I had some problems getting it to boot at first, but I suspect that had more to do with my solder job then anything else. However, while researching what I might be doing wrong, I came across the already documented issues about the .hda drives becoming corrupted if you do not shutdown the Pi before the computer. This took me several hours to work through, but using the Bootstrap HDA files for 7.53 and Bootstrapping tools that have been provided by these fine folks, and making sure to shut down the Pi each time before restart, I got into a stable pattern of keeping the drive running.

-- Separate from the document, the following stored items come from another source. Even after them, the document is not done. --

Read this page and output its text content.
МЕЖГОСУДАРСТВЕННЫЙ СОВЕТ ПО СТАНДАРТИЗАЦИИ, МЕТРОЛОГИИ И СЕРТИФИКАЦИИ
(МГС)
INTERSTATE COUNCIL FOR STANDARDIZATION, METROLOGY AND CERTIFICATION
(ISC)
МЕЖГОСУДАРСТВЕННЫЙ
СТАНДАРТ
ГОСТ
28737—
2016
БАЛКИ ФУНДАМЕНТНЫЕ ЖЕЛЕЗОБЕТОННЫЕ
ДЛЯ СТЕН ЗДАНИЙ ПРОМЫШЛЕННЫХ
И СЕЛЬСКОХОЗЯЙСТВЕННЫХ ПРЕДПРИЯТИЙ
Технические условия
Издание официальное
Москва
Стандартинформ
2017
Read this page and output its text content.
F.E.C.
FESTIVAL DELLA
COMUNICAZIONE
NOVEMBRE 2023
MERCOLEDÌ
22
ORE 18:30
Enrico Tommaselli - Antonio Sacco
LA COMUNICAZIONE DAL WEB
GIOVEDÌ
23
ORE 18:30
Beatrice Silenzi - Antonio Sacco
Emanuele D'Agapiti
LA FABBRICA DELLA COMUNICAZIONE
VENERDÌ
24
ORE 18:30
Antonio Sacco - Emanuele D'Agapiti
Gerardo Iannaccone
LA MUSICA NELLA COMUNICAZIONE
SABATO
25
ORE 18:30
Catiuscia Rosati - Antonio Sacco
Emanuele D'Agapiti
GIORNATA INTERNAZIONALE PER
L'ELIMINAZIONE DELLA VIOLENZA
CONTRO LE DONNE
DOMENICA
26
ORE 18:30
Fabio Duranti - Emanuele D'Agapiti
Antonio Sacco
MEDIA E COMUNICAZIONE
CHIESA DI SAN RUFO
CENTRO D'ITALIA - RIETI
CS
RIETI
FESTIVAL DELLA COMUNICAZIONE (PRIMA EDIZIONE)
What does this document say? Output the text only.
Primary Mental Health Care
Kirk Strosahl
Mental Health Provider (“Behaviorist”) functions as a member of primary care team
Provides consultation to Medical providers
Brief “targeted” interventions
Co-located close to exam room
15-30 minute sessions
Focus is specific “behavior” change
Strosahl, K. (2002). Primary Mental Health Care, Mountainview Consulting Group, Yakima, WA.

The next problem was more of a software issue of running Classic OS then anything else. At first I just made a bigger .hda file of about 2gb, and copied the Bootstrap drive over so I had some space to work with. My next challenge was transferring files onto the main drive. I'll admit, I did not have much luck trying to create scsi drives by downloading files to the RaSCSI web interface and trying to mount them. After about an hour of failures on that path, I returned to my normal path of copying files over from my NAS. The first step was to access the files I would need to bring the 7.5.3 up to a place where it would be easier to access the NAS. I was able to edit the Bootstrap HDA that they provide, using Basilisk II, to include a newer version of Fetch, I think v2.** was included, but I need v3.0.3 to access the passive mode for the FTP on my NAS. If anyone who is responsible for the files is reading, first thanks for the HDAs they were a big help, and I would urge them also to add the newer version of Fetch.


Once I had AppleShare to 3.8.3 and Open Transport to 1.3, and of course with the DaynaLink driver installed, I could access the AFP part of my NAS, and then use Chooser to setup a permanent drive on the Desktop. I created a new .hda for the install files, and was able to add both the Installer for 7.5, and 7.6, and I included the Bootstrap Utilities files on that .hda as well. (I am happy to upload that HDA somewhere if people would like,, its about 1gb.) I then booted up in the 7.5.3 bootstrap HDA again, wiped my 2gb drive, and did a fresh install of 7.6, re-adding all the network, AppleShare, and Open Transport files along the way, and now I stand with a fresh Duo 280c, running 7.6.1, and able to talk to the internet (to the best ability that any classic Mac can,) with a RaSCSI as its main drive, and speaking to modern wifi system.


Had a lot of fun with this build. Very thankful to all the developers for your hard work, I think this thing is great. The only two negatives at present with it that I can find, is the file transfer over the network is slow (that may be a setting I have neglected to configure correctly, while the transfer in between "drives" is quite quick. The other issue, as mentioned prior is the caching issue that prevents me from shutting down the drive by shutting down the computer, instead having to shutdown the pi through the Web Interface, and then powering down the Powerbook. Since I know the RaSCSI's primary purpose was not to act as an internal drive, I'm stoked that it works as well as it does. If anyone has any questions about the build or the process, I will be happy to answer them to the best of my ability.

Once again, thanks so much to the developers for the hard work they've put in.